Motto 2014

SON ET LUMIÈRE

A royal dream. In the late summer of 1884, King Ludwig II fulfilled a dream that had long fascinated him. He decided to use the park of the “new Versailles” castle on Herrenchiemsee Island as a setting to revive the evening court festivals that had previously been staged by Louis XI – albeit now with state-of-the art technology. He had the huge construction site around the castle concealed behind the backdrop of a park. A freight train from Holland brought bushes and flowers for the flower beds. Bavaria’s leading electrical engineer Alois Zettler designed what was presumably the first open air show lighting system in world history, installing a myriad of synchronised coloured lights. Karl Lautenschläger, the head technician of the Munich Court Theatre, wrote sophisticated stage directions for light and sound for the installation.

Son et lumière. The king arrived on the island on a mild September evening and took in the beautiful sight of the unlit castle at dusk. He then allowed himself to be enchanted by a mesmerising gesamtkunstwerk of music and illumination until late into the night. In devising this unique production the king had unknowingly anticipated a type of event which would become the core element of ‘event culture’ a century later: ‘Son et lumière’ – the artistic combination of light and sound which no courtyard serenade or rock concert can do without today.

The light of enlightenment. On the occasion of the130th anniversary of this premiere the Herrenchiemsee Festival would like to commemorate the origin of these light and sound spectacles in King Ludwigs’s fantastic dreams. In addition, the motto ‘Son et lumière’ holds a charming double meaning, for it was the declared aim of the leading figures of the French Enlightenment, from Jean-Jacques Rousseau and Denis Diderot to Voltaire, to bring ‘la lumière’, that is to say light to a society that was deliberately kept in the dark of ignorance by its leaders.
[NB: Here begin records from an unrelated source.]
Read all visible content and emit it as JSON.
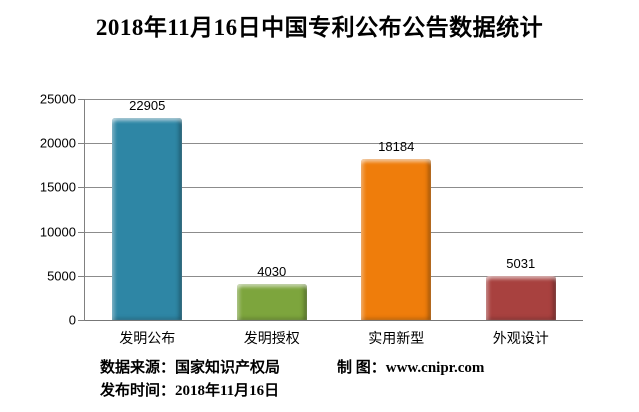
{
  "chart_data": {
    "type": "bar",
    "title": "2018年11月16日中国专利公布公告数据统计",
    "categories": [
      "发明公布",
      "发明授权",
      "实用新型",
      "外观设计"
    ],
    "values": [
      22905,
      4030,
      18184,
      5031
    ],
    "value_labels": [
      "22905",
      "4030",
      "18184",
      "5031"
    ],
    "bar_colors": [
      "#2e86a5",
      "#7da53d",
      "#ef7d0b",
      "#a8413f"
    ],
    "xlabel": "",
    "ylabel": "",
    "ylim": [
      0,
      25000
    ],
    "ytick_values": [
      0,
      5000,
      10000,
      15000,
      20000,
      25000
    ],
    "ytick_labels": [
      "0",
      "5000",
      "10000",
      "15000",
      "20000",
      "25000"
    ],
    "grid": true,
    "gridline_color": "#8c8c8c",
    "legend": false
  },
  "footer": {
    "source": "数据来源：国家知识产权局",
    "credit": "制 图：www.cnipr.com",
    "published": "发布时间：2018年11月16日"
  }
}
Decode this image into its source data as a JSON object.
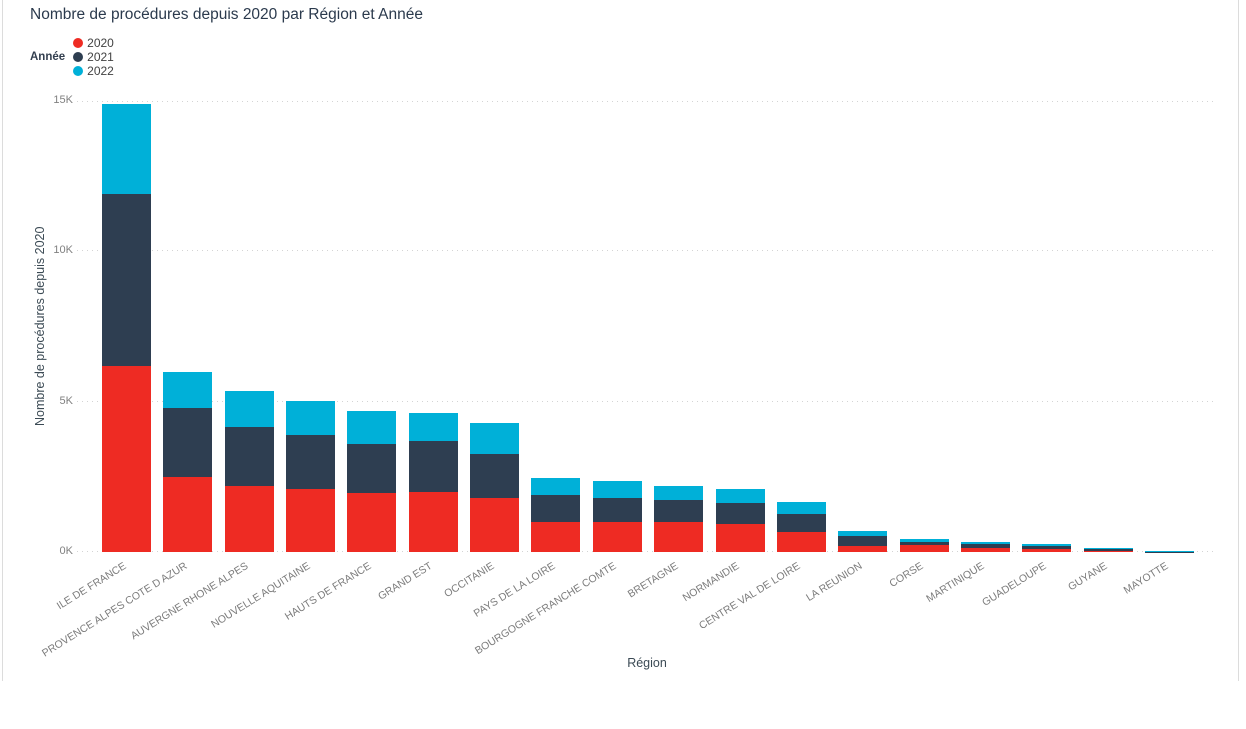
{
  "chart_data": {
    "type": "bar",
    "stacked": true,
    "title": "Nombre de procédures depuis 2020 par Région et Année",
    "legend_title": "Année",
    "legend_position": "top-left",
    "xlabel": "Région",
    "ylabel": "Nombre de procédures depuis 2020",
    "ylim": [
      0,
      15000
    ],
    "yticks": [
      {
        "value": 0,
        "label": "0K"
      },
      {
        "value": 5000,
        "label": "5K"
      },
      {
        "value": 10000,
        "label": "10K"
      },
      {
        "value": 15000,
        "label": "15K"
      }
    ],
    "grid": "horizontal-dotted",
    "categories": [
      "ILE DE FRANCE",
      "PROVENCE ALPES COTE D AZUR",
      "AUVERGNE RHONE ALPES",
      "NOUVELLE AQUITAINE",
      "HAUTS DE FRANCE",
      "GRAND EST",
      "OCCITANIE",
      "PAYS DE LA LOIRE",
      "BOURGOGNE FRANCHE COMTE",
      "BRETAGNE",
      "NORMANDIE",
      "CENTRE VAL DE LOIRE",
      "LA REUNION",
      "CORSE",
      "MARTINIQUE",
      "GUADELOUPE",
      "GUYANE",
      "MAYOTTE"
    ],
    "series": [
      {
        "name": "2020",
        "color": "#EE2B23",
        "values": [
          6200,
          2500,
          2200,
          2100,
          1950,
          2000,
          1800,
          1000,
          1000,
          1000,
          930,
          650,
          210,
          220,
          130,
          110,
          40,
          5
        ]
      },
      {
        "name": "2021",
        "color": "#2E3E51",
        "values": [
          5700,
          2300,
          1950,
          1800,
          1650,
          1700,
          1450,
          900,
          800,
          730,
          700,
          600,
          320,
          120,
          130,
          90,
          50,
          5
        ]
      },
      {
        "name": "2022",
        "color": "#00B0D8",
        "values": [
          3000,
          1200,
          1200,
          1130,
          1100,
          930,
          1030,
          550,
          550,
          480,
          460,
          420,
          170,
          80,
          70,
          60,
          30,
          20
        ]
      }
    ]
  },
  "colors": {
    "grid": "#D4D4D4",
    "axis_tick_text": "#808080",
    "category_text": "#7B7B7B",
    "title_text": "#2B3A4D",
    "axis_title_text": "#3B4A54",
    "pane_border": "#DCDCDC"
  }
}
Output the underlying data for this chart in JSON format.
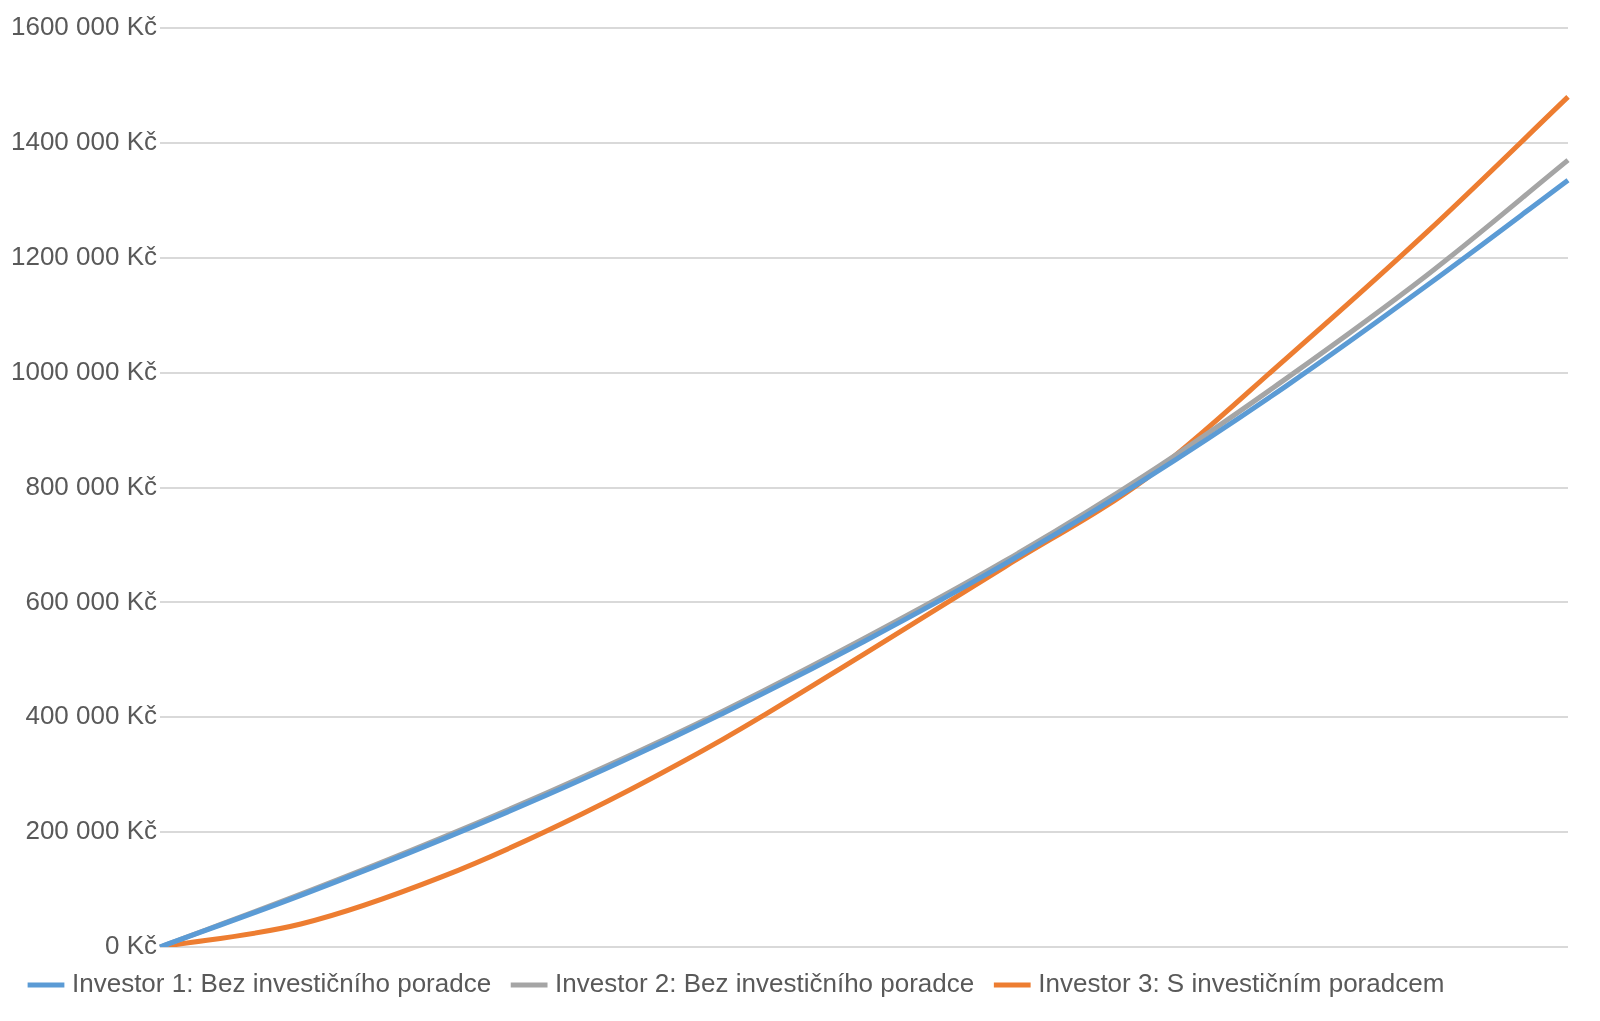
{
  "chart_data": {
    "type": "line",
    "categories": [
      null,
      null,
      null,
      null,
      null,
      null,
      null,
      null,
      null,
      null,
      null
    ],
    "series": [
      {
        "name": "Investor 1: Bez investičního poradce",
        "color": "#5b9bd5",
        "values": [
          0,
          90000,
          187000,
          292000,
          407000,
          532000,
          667000,
          815000,
          977000,
          1152000,
          1335000
        ]
      },
      {
        "name": "Investor 2: Bez investičního poradce",
        "color": "#a5a5a5",
        "values": [
          0,
          92000,
          190000,
          296000,
          411000,
          537000,
          672000,
          822000,
          990000,
          1170000,
          1370000
        ]
      },
      {
        "name": "Investor 3: S investičním poradcem",
        "color": "#ed7d31",
        "values": [
          0,
          40000,
          122000,
          232000,
          362000,
          510000,
          662000,
          815000,
          1025000,
          1245000,
          1480000
        ]
      }
    ],
    "ylim": [
      0,
      1600000
    ],
    "yticks": [
      {
        "value": 0,
        "label": "0 Kč"
      },
      {
        "value": 200000,
        "label": "200 000 Kč"
      },
      {
        "value": 400000,
        "label": "400 000 Kč"
      },
      {
        "value": 600000,
        "label": "600 000 Kč"
      },
      {
        "value": 800000,
        "label": "800 000 Kč"
      },
      {
        "value": 1000000,
        "label": "1000 000 Kč"
      },
      {
        "value": 1200000,
        "label": "1200 000 Kč"
      },
      {
        "value": 1400000,
        "label": "1400 000 Kč"
      },
      {
        "value": 1600000,
        "label": "1600 000 Kč"
      }
    ],
    "grid": "y",
    "legend": "bottom",
    "marker": "none",
    "line_style": "solid",
    "tick_labels": "y"
  }
}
Consequently, Rousseau’s cry of ‘back to nature’ went far beyond the new landscape aesthetics of ‘English gardens’. It was aimed at political and social transformation in all areas of life.
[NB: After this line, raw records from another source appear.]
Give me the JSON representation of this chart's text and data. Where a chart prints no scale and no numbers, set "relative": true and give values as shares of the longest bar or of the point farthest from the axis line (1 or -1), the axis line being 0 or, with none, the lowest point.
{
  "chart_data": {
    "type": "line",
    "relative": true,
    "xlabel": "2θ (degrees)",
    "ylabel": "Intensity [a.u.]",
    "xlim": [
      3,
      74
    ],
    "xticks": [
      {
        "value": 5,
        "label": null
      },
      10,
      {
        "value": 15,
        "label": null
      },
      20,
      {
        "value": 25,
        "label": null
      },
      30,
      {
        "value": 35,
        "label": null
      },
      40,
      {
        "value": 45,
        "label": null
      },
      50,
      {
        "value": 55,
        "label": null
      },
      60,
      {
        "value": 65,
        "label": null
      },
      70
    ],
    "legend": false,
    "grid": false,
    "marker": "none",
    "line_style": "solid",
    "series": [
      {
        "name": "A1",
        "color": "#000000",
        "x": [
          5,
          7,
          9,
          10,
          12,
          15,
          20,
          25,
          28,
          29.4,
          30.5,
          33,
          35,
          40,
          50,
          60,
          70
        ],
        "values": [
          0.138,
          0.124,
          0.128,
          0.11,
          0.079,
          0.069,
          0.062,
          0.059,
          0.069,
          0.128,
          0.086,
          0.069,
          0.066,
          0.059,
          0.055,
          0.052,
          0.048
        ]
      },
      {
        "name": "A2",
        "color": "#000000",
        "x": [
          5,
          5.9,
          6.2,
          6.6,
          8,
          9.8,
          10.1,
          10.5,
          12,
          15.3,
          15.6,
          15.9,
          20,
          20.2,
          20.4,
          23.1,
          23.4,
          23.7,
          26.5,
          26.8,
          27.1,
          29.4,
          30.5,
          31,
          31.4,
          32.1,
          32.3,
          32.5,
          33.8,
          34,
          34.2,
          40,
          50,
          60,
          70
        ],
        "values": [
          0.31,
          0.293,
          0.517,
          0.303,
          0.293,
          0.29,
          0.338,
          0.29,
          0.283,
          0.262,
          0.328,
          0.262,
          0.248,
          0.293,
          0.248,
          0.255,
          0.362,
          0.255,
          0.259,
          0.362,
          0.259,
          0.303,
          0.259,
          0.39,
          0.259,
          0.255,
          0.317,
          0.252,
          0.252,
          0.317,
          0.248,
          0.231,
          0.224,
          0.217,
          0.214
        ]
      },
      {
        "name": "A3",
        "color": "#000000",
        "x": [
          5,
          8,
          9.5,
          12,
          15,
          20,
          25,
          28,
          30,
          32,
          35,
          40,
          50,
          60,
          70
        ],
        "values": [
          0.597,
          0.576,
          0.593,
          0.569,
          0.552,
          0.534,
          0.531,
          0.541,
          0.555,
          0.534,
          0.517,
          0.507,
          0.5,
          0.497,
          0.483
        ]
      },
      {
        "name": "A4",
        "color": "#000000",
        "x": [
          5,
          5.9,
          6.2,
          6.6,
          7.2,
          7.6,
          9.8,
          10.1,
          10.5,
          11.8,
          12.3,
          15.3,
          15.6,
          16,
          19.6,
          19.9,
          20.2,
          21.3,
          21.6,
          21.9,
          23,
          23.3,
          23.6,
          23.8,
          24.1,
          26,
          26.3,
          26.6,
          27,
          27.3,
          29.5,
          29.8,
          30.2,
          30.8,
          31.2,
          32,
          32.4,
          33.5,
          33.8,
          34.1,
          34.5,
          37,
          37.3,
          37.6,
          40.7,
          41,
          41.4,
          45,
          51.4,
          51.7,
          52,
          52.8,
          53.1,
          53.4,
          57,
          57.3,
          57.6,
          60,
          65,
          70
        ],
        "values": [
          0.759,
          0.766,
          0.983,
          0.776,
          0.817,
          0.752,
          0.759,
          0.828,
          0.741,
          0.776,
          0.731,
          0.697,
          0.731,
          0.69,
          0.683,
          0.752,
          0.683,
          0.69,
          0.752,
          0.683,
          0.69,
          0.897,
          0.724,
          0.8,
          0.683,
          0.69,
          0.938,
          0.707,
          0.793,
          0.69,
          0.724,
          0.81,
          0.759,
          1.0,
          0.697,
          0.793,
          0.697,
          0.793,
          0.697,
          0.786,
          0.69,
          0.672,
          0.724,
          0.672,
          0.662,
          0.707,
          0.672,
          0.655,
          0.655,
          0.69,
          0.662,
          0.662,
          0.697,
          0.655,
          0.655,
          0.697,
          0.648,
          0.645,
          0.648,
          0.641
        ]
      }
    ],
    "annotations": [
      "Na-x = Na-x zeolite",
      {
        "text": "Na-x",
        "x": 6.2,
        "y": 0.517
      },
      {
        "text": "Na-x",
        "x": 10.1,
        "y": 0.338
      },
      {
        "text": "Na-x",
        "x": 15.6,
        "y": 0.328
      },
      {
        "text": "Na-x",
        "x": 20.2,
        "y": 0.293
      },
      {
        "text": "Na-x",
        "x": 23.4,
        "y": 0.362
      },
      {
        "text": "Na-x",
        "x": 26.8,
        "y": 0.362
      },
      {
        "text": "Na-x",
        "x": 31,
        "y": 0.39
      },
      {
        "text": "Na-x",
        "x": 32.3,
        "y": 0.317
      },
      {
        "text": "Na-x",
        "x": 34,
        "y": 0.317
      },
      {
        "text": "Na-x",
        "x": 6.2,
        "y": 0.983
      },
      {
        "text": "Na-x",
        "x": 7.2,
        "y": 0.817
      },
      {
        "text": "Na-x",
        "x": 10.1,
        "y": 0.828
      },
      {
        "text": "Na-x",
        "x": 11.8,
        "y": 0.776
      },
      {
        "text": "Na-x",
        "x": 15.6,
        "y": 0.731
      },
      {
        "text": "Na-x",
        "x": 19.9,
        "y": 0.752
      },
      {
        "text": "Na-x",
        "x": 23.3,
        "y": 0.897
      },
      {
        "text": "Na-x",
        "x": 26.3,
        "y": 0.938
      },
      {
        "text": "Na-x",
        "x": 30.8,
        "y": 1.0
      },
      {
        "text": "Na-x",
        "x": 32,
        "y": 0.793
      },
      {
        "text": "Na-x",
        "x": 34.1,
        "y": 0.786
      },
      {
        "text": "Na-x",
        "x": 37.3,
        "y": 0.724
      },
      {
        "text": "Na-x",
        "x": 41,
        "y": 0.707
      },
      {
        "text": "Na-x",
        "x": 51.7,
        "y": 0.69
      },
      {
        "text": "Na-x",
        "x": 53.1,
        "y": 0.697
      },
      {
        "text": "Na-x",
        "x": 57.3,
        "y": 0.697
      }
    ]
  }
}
Music as inspiration. It would be presumptuous to try and technically re-produce Ludwig’s ‘Son et lumière’ of 1884. The lack of documentation alone makes it simply impossible. This is why the Herrenchiemsee Festival will use musical means to reflect all the aspects that once fired the king’s imagination: serenades and night musics, acoustic images of nature from Vivaldi’s ‘Four Seasons’ to Beethoven’s ‘Pastoral’ and landscape impressions from Berlioz’s symphony ‘Harold in Italy’ to Robert Schumann’s ‘Rhenish’ symphony. The profound theological imagery of Bach’s cantatas is as much an expression of this year’s motto as is Mozart’s carefree ‘Little Night Music’; and in terms of music drama, the range spans from the celebration of light and freedom in Beethoven’s ‘Fidelio’ to the enchantments of fairies and goblins in Mendelssohn’s ‘Midsummer Night’s Dream’.